Engineers are often tempted to come up with complex and convoluted designs to tackle major health challenges. In the ever-evolving landscape of bioengineering, innovation often conjures images of complexity and high-tech sophistication. However, some of the most impactful breakthroughs have come from simple solutions that leverage core engineering principles, such as scalability, cost-effectiveness and ease-of-use.

“some of the most impactful breakthroughs have come from simple solutions that leverage core engineering principles, such as scalability, cost-effectiveness and ease-of-use”

A prominent example is the success of lipid nanoparticle (LNP) formulations for delivering mRNA vaccines against COVID-19. In their quest to improve targeting, stability and biocompatibility, the drug delivery and nanomedicine fields had often leaned towards designing highly complex architectures and formulations. However, the efficacy of these relatively simple LNP platforms in enabling systemic mRNA delivery may have catalysed a shift in the focus of nanomedicine research towards simpler and more scalable platform systems.

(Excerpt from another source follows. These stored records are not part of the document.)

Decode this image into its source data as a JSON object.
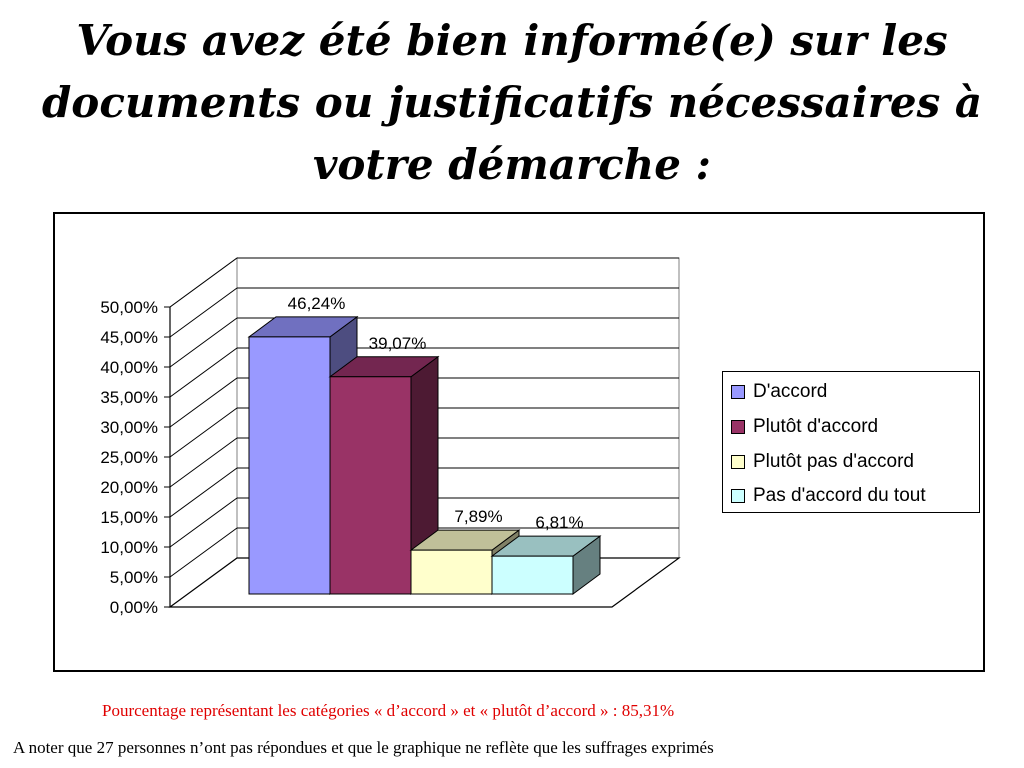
{
  "title_lines": [
    "Vous avez été bien informé(e) sur les",
    "documents ou justificatifs nécessaires à",
    "votre démarche :"
  ],
  "chart_data": {
    "type": "bar",
    "categories": [
      "D'accord",
      "Plutôt d'accord",
      "Plutôt pas d'accord",
      "Pas d'accord du tout"
    ],
    "values": [
      46.24,
      39.07,
      7.89,
      6.81
    ],
    "data_labels": [
      "46,24%",
      "39,07%",
      "7,89%",
      "6,81%"
    ],
    "colors": [
      "#9999ff",
      "#993366",
      "#ffffcc",
      "#ccffff"
    ],
    "colors_side": [
      "#4d4d80",
      "#4d1a33",
      "#808066",
      "#668080"
    ],
    "colors_top": [
      "#7070c0",
      "#732650",
      "#c0c099",
      "#99c0c0"
    ],
    "y_ticks": [
      "0,00%",
      "5,00%",
      "10,00%",
      "15,00%",
      "20,00%",
      "25,00%",
      "30,00%",
      "35,00%",
      "40,00%",
      "45,00%",
      "50,00%"
    ],
    "ylim": [
      0,
      50
    ],
    "grid": true,
    "three_d": true,
    "legend_position": "right"
  },
  "legend": {
    "items": [
      "D'accord",
      "Plutôt d'accord",
      "Plutôt pas d'accord",
      "Pas d'accord du tout"
    ]
  },
  "notes": {
    "summary": "Pourcentage représentant les catégories « d’accord » et « plutôt d’accord » : 85,31%",
    "disclaimer": "A noter que 27 personnes n’ont pas répondues et que le graphique ne reflète que les suffrages exprimés"
  }
}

The ‘how complex is complex enough’ debate can also be extended to the engineering of hydrogel and biomaterials-based platforms for biomedical applications. In this issue, Nicholas A. Peppas and team discuss how the simplicity and versatility of clinically established hydrogels can be leveraged in a model-driven modular design fashion. This approach could help to overcome barriers to the clinical translation of hydrogels by simplifying the design process using application-focused design criteria, multi-property modelling, modular hydrogel components and iterative development.

This design- and solution-oriented engineering mind-set (as opposed to more discovery-oriented fundamental disciplines)1 can be applied to even more sophisticated and multicomponent technologies, such as brain-machine interfaces. For example, Schalk et al.2 argue that, for neurotechnologies to be clinically and commercially viable, overemphasizing the optimization of individual components could be detrimental to translation. In other words, any individual component does not need to be perfect, but instead perform at a ‘satisfactory’ level in which the system ‘as-a-whole’ provides enough incremental health benefits, financial incentives, practicality and reliability compared with the standard-of-care.

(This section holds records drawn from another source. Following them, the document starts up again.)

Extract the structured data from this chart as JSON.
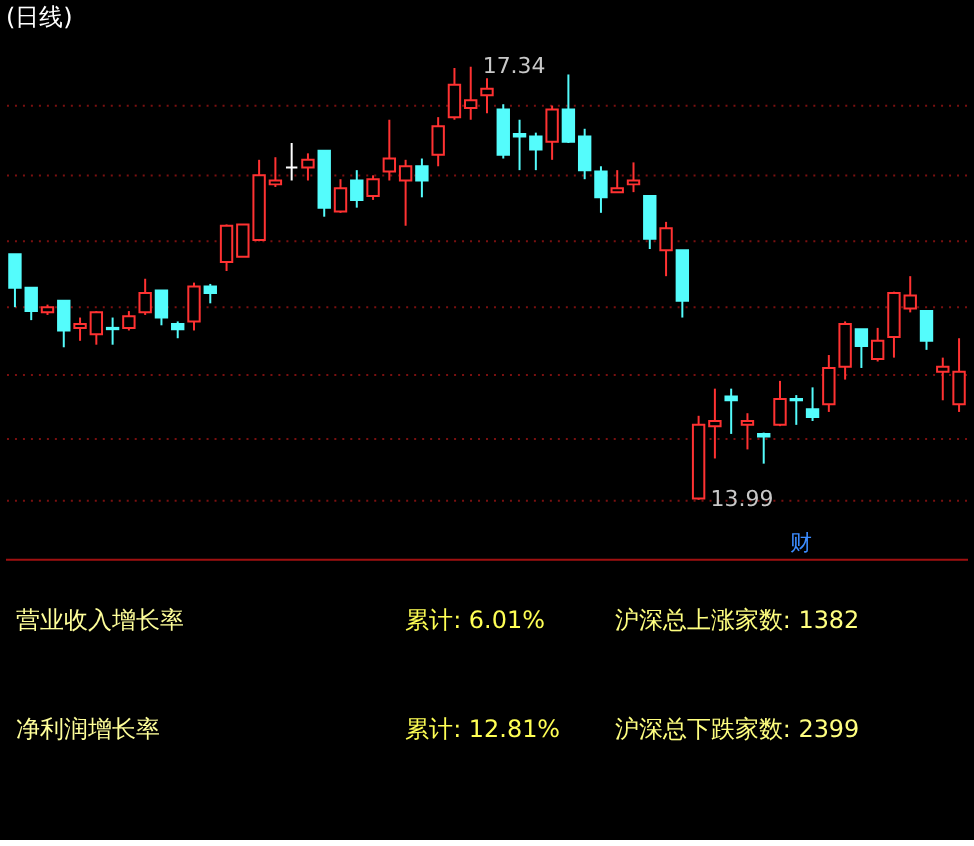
{
  "chart_data": [
    {
      "type": "candlestick",
      "title": "(日线)",
      "categories": [
        null,
        null,
        null,
        null,
        null,
        null,
        null,
        null,
        null,
        null,
        null,
        null,
        null,
        null,
        null,
        null,
        null,
        null,
        null,
        null,
        null,
        null,
        null,
        null,
        null,
        null,
        null,
        null,
        null,
        null,
        null,
        null,
        null,
        null,
        null,
        null,
        null,
        null,
        null,
        null,
        null,
        null,
        null,
        null,
        null,
        null,
        null,
        null,
        null,
        null,
        null,
        null,
        null,
        null,
        null,
        null,
        null,
        null,
        null
      ],
      "ohlc": [
        [
          15.89,
          15.89,
          15.48,
          15.63
        ],
        [
          15.63,
          15.63,
          15.38,
          15.45
        ],
        [
          15.44,
          15.5,
          15.42,
          15.48
        ],
        [
          15.53,
          15.53,
          15.17,
          15.3
        ],
        [
          15.32,
          15.4,
          15.22,
          15.35
        ],
        [
          15.27,
          15.45,
          15.19,
          15.44
        ],
        [
          15.32,
          15.4,
          15.19,
          15.31
        ],
        [
          15.32,
          15.45,
          15.3,
          15.41
        ],
        [
          15.44,
          15.7,
          15.42,
          15.59
        ],
        [
          15.61,
          15.61,
          15.34,
          15.4
        ],
        [
          15.35,
          15.37,
          15.24,
          15.31
        ],
        [
          15.37,
          15.67,
          15.3,
          15.64
        ],
        [
          15.64,
          15.66,
          15.51,
          15.59
        ],
        [
          15.83,
          16.12,
          15.76,
          16.11
        ],
        [
          15.87,
          16.12,
          15.87,
          16.12
        ],
        [
          16.0,
          16.62,
          15.99,
          16.5
        ],
        [
          16.43,
          16.64,
          16.41,
          16.46
        ],
        [
          16.56,
          16.75,
          16.46,
          16.56
        ],
        [
          16.56,
          16.67,
          16.46,
          16.62
        ],
        [
          16.69,
          16.69,
          16.18,
          16.25
        ],
        [
          16.22,
          16.47,
          16.21,
          16.4
        ],
        [
          16.46,
          16.54,
          16.25,
          16.31
        ],
        [
          16.34,
          16.5,
          16.31,
          16.47
        ],
        [
          16.53,
          16.93,
          16.46,
          16.63
        ],
        [
          16.46,
          16.62,
          16.11,
          16.57
        ],
        [
          16.57,
          16.63,
          16.33,
          16.46
        ],
        [
          16.66,
          16.95,
          16.57,
          16.88
        ],
        [
          16.95,
          17.33,
          16.93,
          17.2
        ],
        [
          17.02,
          17.34,
          16.93,
          17.08
        ],
        [
          17.12,
          17.25,
          16.98,
          17.17
        ],
        [
          17.01,
          17.05,
          16.63,
          16.66
        ],
        [
          16.82,
          16.93,
          16.54,
          16.8
        ],
        [
          16.8,
          16.83,
          16.54,
          16.7
        ],
        [
          16.76,
          17.04,
          16.62,
          17.01
        ],
        [
          17.01,
          17.28,
          16.75,
          16.76
        ],
        [
          16.8,
          16.86,
          16.47,
          16.54
        ],
        [
          16.53,
          16.57,
          16.21,
          16.33
        ],
        [
          16.37,
          16.54,
          16.37,
          16.4
        ],
        [
          16.43,
          16.6,
          16.37,
          16.46
        ],
        [
          16.34,
          16.34,
          15.93,
          16.01
        ],
        [
          15.92,
          16.14,
          15.72,
          16.09
        ],
        [
          15.92,
          15.92,
          15.4,
          15.53
        ],
        [
          14.0,
          14.64,
          13.99,
          14.57
        ],
        [
          14.56,
          14.85,
          14.31,
          14.6
        ],
        [
          14.79,
          14.85,
          14.5,
          14.76
        ],
        [
          14.57,
          14.66,
          14.38,
          14.6
        ],
        [
          14.5,
          14.51,
          14.27,
          14.48
        ],
        [
          14.57,
          14.91,
          14.56,
          14.77
        ],
        [
          14.77,
          14.8,
          14.57,
          14.76
        ],
        [
          14.69,
          14.86,
          14.6,
          14.63
        ],
        [
          14.73,
          15.11,
          14.67,
          15.01
        ],
        [
          15.02,
          15.37,
          14.92,
          15.35
        ],
        [
          15.31,
          15.31,
          15.01,
          15.18
        ],
        [
          15.08,
          15.32,
          15.06,
          15.22
        ],
        [
          15.25,
          15.6,
          15.09,
          15.59
        ],
        [
          15.47,
          15.72,
          15.44,
          15.57
        ],
        [
          15.45,
          15.45,
          15.15,
          15.22
        ],
        [
          14.98,
          15.09,
          14.76,
          15.02
        ],
        [
          14.73,
          15.24,
          14.67,
          14.98
        ]
      ],
      "colors": [
        "#54fcfc",
        "#54fcfc",
        "#ff3232",
        "#54fcfc",
        "#ff3232",
        "#ff3232",
        "#54fcfc",
        "#ff3232",
        "#ff3232",
        "#54fcfc",
        "#54fcfc",
        "#ff3232",
        "#54fcfc",
        "#ff3232",
        "#ff3232",
        "#ff3232",
        "#ff3232",
        "#ffffff",
        "#ff3232",
        "#54fcfc",
        "#ff3232",
        "#54fcfc",
        "#ff3232",
        "#ff3232",
        "#ff3232",
        "#54fcfc",
        "#ff3232",
        "#ff3232",
        "#ff3232",
        "#ff3232",
        "#54fcfc",
        "#54fcfc",
        "#54fcfc",
        "#ff3232",
        "#54fcfc",
        "#54fcfc",
        "#54fcfc",
        "#ff3232",
        "#ff3232",
        "#54fcfc",
        "#ff3232",
        "#54fcfc",
        "#ff3232",
        "#ff3232",
        "#54fcfc",
        "#ff3232",
        "#54fcfc",
        "#ff3232",
        "#54fcfc",
        "#54fcfc",
        "#ff3232",
        "#ff3232",
        "#54fcfc",
        "#ff3232",
        "#ff3232",
        "#ff3232",
        "#54fcfc",
        "#ff3232",
        "#ff3232"
      ],
      "yticks": [
        {
          "value": 17.04,
          "label": null
        },
        {
          "value": 16.5,
          "label": null
        },
        {
          "value": 15.99,
          "label": null
        },
        {
          "value": 15.48,
          "label": null
        },
        {
          "value": 14.96,
          "label": null
        },
        {
          "value": 14.47,
          "label": null
        },
        {
          "value": 13.99,
          "label": null
        }
      ],
      "grid": "y",
      "tick_labels": false,
      "annotations": [
        "17.34",
        "13.99",
        "财"
      ]
    },
    {
      "type": "other",
      "annotations": [
        "营业收入增长率",
        "累计: 6.01%",
        "沪深总上涨家数: 1382",
        "净利润增长率",
        "累计: 12.81%",
        "沪深总下跌家数: 2399"
      ]
    }
  ]
}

Frugal technologies are great examples of where simple designs have rapidly advanced clinical care, such as low-cost prosthetics and assistive devices3, paper-based lateral flow assays used at the point-of-care3,4, low-cost infant warmers or the now well-established fingerstick-free continuous glucose-monitoring systems. Even in the cutting-edge field of bioelectronics, simplicity is being pursued by the design of flexible, biocompatible sensors and actuators that operate without a battery or wired connection by harvesting energy from the body5.

Although simplicity and modular platform technologies are attractive for scalable and accessible biomedical solutions, certain medical challenges require highly customized and patient-specific interventions. For example, bone and cartilage grafts should accurately match the complex 3D architecture of the patient’s tissue defect. In rare genetic disorders and disease subtypes, the diversity of mutations and patient genotypes necessitate personalized gene-editing strategies, such as custom-engineered vectors, tailored to each individual’s genetic profile. Thus, although simplicity accelerates innovation, treatments for certain unmet clinical needs may require bioengineers to purposefully embrace technological complexity tailored to the genetic, biological and anatomical intricacies of individual patients.

Nonetheless, global health benefits from the ease-of-use, cost-effectiveness and transferability provided by simple designs, which are inherently more scalable and more likely to be adopted at the community level. Therefore, before diving into the design of a new biomaterial, delivery system or medical device, one should ask (and answer) the question of ‘how complex is complex enough’ for the intended application.